The unpleasant irony is that after 8 years printmaking chemicals gave her cancer of the throat. But though she gave up her printmaking, she made something positive of it. She always did that. She turned to using pastels, instead.

Last vignette. A woman artist in her 70s is invited to a church celebration, where her first love, an Anglican cleric, will be officiating. Also present is a famous former parishioner, later one of Australia’s best poets: Gwen Harwood. They are quite remarkably alike, these two women, and the cleric tells the poet’s biographer, who is present: ‘I loved them both!’ It is the first and only time the three corners of this old love triangle meet.

Again, another moment that is almost too novelistic to be true.

Novels are hard to end, and so are lives.
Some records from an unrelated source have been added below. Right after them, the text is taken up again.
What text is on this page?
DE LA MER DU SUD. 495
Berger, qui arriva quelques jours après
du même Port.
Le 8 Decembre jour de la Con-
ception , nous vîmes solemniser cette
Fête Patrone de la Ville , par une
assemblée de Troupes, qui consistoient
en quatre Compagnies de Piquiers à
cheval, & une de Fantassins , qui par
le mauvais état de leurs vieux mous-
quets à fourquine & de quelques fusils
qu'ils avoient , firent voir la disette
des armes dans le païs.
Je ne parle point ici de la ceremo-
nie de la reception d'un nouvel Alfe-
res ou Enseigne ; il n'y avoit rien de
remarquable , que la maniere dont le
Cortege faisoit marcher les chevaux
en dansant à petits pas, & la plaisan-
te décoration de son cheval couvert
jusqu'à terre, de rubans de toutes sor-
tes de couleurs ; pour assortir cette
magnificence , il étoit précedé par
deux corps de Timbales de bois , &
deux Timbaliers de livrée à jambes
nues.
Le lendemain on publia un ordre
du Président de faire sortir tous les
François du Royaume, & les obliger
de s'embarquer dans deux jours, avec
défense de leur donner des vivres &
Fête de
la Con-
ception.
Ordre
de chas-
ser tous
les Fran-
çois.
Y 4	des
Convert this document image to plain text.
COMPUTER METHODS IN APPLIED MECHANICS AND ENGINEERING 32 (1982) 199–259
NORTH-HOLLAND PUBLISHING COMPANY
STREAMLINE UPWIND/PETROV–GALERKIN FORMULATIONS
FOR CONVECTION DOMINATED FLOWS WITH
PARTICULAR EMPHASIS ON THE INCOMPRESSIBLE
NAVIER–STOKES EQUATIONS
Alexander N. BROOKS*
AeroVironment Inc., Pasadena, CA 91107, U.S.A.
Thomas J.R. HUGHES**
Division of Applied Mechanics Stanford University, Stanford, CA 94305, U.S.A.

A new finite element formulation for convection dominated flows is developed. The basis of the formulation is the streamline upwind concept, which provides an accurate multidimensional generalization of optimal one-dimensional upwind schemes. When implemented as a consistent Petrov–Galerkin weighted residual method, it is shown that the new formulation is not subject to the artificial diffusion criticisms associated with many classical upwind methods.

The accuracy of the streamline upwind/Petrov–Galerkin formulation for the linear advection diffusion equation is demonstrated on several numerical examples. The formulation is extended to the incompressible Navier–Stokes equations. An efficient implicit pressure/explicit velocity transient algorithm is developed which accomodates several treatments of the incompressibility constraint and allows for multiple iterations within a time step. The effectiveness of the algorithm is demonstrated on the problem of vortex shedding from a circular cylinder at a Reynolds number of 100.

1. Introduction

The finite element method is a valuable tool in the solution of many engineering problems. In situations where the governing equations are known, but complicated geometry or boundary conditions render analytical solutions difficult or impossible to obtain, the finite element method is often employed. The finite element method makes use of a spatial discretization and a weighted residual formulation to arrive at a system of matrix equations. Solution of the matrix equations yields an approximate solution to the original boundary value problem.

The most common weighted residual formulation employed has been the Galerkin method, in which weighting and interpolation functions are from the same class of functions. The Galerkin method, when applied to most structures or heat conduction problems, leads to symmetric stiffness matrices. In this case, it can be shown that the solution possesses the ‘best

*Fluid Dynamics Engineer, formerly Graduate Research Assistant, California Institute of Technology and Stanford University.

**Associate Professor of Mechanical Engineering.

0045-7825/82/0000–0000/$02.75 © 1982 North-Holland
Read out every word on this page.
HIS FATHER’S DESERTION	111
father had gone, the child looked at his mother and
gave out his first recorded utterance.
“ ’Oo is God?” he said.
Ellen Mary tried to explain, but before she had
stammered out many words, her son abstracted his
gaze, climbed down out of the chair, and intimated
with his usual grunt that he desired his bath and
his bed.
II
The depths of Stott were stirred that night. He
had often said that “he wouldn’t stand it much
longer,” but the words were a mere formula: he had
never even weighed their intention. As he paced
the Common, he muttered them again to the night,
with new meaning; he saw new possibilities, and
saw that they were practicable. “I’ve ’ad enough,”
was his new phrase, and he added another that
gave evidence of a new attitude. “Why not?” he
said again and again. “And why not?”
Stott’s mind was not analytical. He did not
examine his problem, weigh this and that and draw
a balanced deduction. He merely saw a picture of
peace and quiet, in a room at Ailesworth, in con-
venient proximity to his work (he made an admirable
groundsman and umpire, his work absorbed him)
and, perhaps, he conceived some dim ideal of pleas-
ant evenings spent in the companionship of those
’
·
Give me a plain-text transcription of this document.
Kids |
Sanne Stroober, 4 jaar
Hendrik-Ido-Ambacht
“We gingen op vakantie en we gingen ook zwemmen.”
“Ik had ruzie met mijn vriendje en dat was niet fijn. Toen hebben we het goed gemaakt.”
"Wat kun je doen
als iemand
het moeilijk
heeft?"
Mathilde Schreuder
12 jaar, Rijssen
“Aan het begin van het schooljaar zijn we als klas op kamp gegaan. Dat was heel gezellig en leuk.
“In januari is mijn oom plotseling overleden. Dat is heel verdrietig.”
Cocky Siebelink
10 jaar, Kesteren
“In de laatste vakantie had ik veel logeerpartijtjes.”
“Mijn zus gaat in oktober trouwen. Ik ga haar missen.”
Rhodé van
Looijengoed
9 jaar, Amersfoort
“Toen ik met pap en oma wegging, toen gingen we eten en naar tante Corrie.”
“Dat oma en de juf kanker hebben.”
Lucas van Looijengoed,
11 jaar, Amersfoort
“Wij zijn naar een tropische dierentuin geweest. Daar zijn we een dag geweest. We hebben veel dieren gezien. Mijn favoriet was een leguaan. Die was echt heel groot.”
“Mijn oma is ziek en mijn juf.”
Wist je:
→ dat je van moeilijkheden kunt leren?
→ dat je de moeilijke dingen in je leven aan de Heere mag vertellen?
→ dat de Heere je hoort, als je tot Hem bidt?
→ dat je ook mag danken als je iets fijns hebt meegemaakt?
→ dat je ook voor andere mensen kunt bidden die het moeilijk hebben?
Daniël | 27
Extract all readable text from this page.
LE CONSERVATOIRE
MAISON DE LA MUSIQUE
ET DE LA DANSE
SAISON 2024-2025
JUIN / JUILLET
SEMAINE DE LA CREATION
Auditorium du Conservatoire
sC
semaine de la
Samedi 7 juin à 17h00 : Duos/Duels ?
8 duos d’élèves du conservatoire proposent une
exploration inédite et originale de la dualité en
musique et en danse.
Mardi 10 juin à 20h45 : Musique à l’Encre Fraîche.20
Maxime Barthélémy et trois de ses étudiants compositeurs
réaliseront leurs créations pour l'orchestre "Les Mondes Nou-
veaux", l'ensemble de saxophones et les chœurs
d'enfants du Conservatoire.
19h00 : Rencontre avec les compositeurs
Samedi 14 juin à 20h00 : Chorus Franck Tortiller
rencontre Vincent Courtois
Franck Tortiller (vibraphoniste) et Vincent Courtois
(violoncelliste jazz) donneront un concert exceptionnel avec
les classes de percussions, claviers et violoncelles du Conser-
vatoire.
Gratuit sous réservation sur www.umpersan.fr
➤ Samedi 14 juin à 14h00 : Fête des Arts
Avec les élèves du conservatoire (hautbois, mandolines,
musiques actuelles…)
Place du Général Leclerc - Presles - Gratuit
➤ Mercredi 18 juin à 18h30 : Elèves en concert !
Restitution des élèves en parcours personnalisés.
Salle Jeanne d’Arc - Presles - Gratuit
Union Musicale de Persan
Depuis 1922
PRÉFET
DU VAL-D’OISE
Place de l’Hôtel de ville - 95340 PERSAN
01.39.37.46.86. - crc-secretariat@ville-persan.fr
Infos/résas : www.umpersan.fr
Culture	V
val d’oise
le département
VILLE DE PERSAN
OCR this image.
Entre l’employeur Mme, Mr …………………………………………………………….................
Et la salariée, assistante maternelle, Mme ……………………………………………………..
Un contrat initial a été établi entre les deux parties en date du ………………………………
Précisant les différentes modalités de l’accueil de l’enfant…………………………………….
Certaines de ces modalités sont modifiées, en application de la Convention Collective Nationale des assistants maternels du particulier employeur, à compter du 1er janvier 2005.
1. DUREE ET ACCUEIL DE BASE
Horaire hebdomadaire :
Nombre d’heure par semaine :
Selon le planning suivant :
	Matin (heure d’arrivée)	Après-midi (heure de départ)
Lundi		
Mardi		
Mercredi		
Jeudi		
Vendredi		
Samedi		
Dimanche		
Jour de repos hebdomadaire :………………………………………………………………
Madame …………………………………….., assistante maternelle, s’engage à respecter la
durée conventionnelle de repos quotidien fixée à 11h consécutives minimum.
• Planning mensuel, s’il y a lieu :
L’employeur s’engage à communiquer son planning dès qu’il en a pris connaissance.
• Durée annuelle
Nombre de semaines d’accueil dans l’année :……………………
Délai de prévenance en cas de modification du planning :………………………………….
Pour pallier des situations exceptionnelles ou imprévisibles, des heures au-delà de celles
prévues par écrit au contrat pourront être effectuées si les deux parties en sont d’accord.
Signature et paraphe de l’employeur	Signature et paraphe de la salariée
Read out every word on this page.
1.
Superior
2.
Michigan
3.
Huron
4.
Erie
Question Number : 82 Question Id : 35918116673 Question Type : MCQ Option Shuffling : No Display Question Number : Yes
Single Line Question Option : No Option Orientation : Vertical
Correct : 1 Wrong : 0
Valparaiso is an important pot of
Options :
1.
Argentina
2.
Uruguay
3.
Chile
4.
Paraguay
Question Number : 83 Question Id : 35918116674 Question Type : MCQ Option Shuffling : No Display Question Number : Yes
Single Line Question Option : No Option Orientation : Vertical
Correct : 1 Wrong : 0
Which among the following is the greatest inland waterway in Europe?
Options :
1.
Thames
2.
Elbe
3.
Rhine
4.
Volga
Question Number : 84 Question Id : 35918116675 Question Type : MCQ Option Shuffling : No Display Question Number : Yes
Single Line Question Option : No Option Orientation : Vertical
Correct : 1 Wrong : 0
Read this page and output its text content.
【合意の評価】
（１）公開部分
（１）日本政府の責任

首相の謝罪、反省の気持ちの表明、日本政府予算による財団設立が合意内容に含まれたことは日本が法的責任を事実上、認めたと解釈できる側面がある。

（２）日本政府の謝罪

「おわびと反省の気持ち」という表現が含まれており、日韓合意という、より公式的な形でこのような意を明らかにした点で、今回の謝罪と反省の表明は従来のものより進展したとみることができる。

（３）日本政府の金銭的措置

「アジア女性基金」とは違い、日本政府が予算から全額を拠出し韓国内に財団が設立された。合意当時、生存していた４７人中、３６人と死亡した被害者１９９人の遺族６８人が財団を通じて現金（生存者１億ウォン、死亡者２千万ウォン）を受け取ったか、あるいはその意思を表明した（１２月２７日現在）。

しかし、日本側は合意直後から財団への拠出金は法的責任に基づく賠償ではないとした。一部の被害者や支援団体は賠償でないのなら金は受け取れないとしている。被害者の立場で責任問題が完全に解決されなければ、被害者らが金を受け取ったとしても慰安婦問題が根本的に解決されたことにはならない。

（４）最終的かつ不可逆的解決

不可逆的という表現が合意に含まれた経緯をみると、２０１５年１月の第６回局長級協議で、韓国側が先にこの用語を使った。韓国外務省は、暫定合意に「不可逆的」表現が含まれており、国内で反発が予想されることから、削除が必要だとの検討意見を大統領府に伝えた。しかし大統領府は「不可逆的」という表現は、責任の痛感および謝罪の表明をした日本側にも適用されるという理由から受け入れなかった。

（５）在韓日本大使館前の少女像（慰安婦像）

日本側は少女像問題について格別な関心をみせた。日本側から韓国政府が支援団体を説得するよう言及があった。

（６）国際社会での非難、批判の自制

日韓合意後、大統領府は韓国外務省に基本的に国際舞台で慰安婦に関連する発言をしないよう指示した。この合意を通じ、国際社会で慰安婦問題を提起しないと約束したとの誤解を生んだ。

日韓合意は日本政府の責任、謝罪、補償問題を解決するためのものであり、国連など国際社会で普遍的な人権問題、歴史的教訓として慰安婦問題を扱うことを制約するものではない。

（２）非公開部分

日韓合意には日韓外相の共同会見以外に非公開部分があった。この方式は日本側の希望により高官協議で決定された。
Another Tiptree comparison—they both, at the end of their lives, found themselves caring for older husband with dementia, and in different ways it killed them. Ten months after my father died, my mother followed, worn out and suffering the belated effects of her cancer treatment. ‘Death is the price we pay for life and for all life,’ Ursula Le Guin wrote in a book my mother loved, THE FARTHEST SHORE. She paid it peacefully.

The mind replays memories, sometimes in creative ways. As a writer, I don’t like ghostly visitations in dreams as a plot device. Dreams are more inevitably more about the dreamer than what they dream about. Nonetheless several nights ago I dreamt I saw Marian. She stood in a half-open doorway, an interior scene. What was in the room behind her was uncertain. She looked out from behind her big glasses, then slowly closed the door. I woke at that point, so retained the dream, and mulled over it. “In my father’s house are many mansions?”—to be Biblical. ‘A room of one’s own?’—to be feminist. In either case, an artist’s studio.